DNA Barcoding I: Solving Old and New Problems in Biology
By David Micklos
DNA Learning Center (DNALC), Cold Spring Harbor Laboratory
Paul Hebert, of the University of Guelph, coined the term “DNA barcode” to mean a unique DNA sequence that identifies each living thing in the same way that the unique pattern of bars in a Universal Product Code (UPC) identifies each consumer product. DNA barcoding relies on short, highly variable regions of the mitochondrial and chloroplast genomes.
A region of the chloroplast gene rbcL—RuBisCo large subunit—is used for barcoding plants. The most abundant protein on earth, RuBisCo (ribulose-1,5-bisphosphate carboxylase oxygenase) catalyzes the first step of carbon fixation. A region of the mitochondrial gene COI (cytochrome c oxidase subunit I) is used for barcoding animals. Cytochrome c oxidase is involved in the electron transport phase of respiration. Thus, the genes used in DNA barcoding are involved in the key reactions of life: storing energy in carbohydrates and releasing it to form ATP.
Categorizing life on earth
The International Barcode of Life (iBOL) was launched at meetings held at Cold Spring Harbor Laboratory in 2003 as a megaproject to identify and categorize all life on earth. Today, iBOL organizes collaborators from more than 150 countries to participate in a variety of “campaigns.” These campaigns census diversity among plant and animal groups (including ants, bees, butterflies, fish, birds, mammals, fungi, and flowering plants) and within ecosystems (including the seas, poles, rain forests, kelp forests, and coral reefs).
In fact, we know very little about the diversity of plants and animals—let alone microbes—living in many unique ecosystems on earth. Less than 2 million of the estimated 5 to 50 million plant and animal species have been identified; more than half of known species are insects. Scientists agree that the yearly rate of extinction has increased from about 1 species per million to 100 to 1,000 per million. This means that thousands of plants and animals are potentially lost each year. Most of these have not yet been identified.
Taxonomy, the science of classifying living things, has grown in importance as we monitor the biological effects of global climate change and attempt to preserve species diversity in the face of accelerating habitat destruction. However, classical taxonomy, which categorizes organisms according to physical features, falls short in this race to catalog biological diversity before it disappears.
Barcodes aid in taxonomy and more
In classical taxonomy, discriminating subtle anatomical differences between closely related species requires the subjective judgment of a highly trained specialist, and few are being produced in colleges today. Specimens must also be carefully collected and handled to preserve their distinguishing attributes. In contrast, DNA barcodes allow nonexperts to objectively identify species—even from small, damaged, or industrially processed specimens. DNA barcodes can be quickly processed from thousands of specimens and unambiguously analyzed by computer programs.
The 10-year Census of Marine Life, completed in 2010, provided the first comprehensive list of more than 190,000 marine species and identified 6,000 potentially new species. There is also a surprising level of biological diversity on land, literally in front of our eyes. For example, Hebert’s group used DNA barcodes to show that a well-known skipper butterfly (Astraptes fulgerator), identified in 1775, is actually 10 distinct species.

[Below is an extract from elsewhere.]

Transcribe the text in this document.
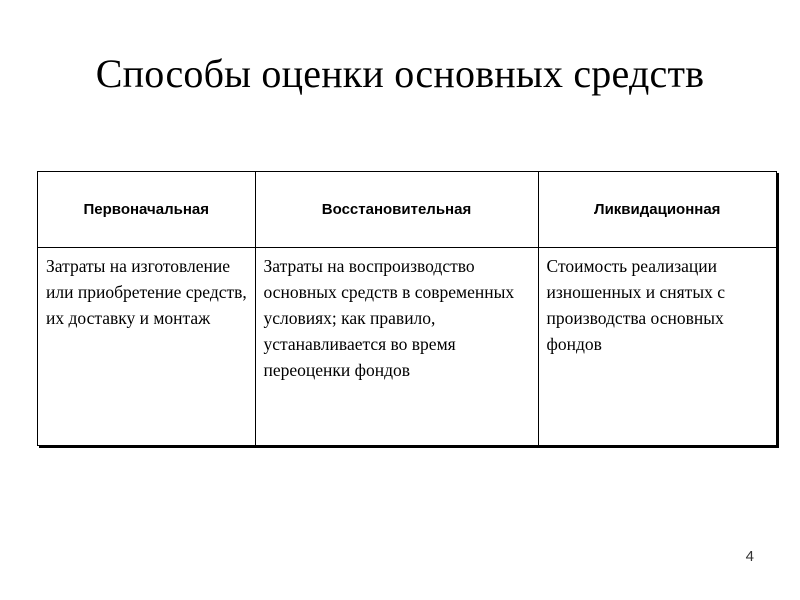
Способы оценки основных средств
Первоначальная	Восстановительная	Ликвидационная
Затраты на изготовление или приобретение средств, их доставку и монтаж	Затраты на воспроизводство основных средств в современных условиях; как правило, устанавливается во время переоценки фондов	Стоимость реализации изношенных и снятых с производства основных фондов
4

The DNA differences correlated with striking differences in the coloration of caterpillars and the food plants they exploit. This sort of cryptic, or hidden, diversity is likely common among insects and other organisms with complicated life cycles. The urban environment is also unexpectedly diverse; DNA barcodes were used to catalog 54 species of bees and 24 species of butterflies in New York City community gardens.
DNA barcodes are also used to detect food fraud and products taken from conserved species. Working with researchers from Rockefeller University and the American Museum of Natural History, students from Trinity High School found that 25% of 60 seafood items purchased in New York City grocery stores and restaurants were mislabeled as more expensive species. One mislabeled fish was the Acadian redfish, an endangered species. Another group identified 3 protected whale species as the source of sushi sold in California and Korea. As of this writing, using DNA barcodes to identify potential biological contraband among products seized by customs is still in its infancy.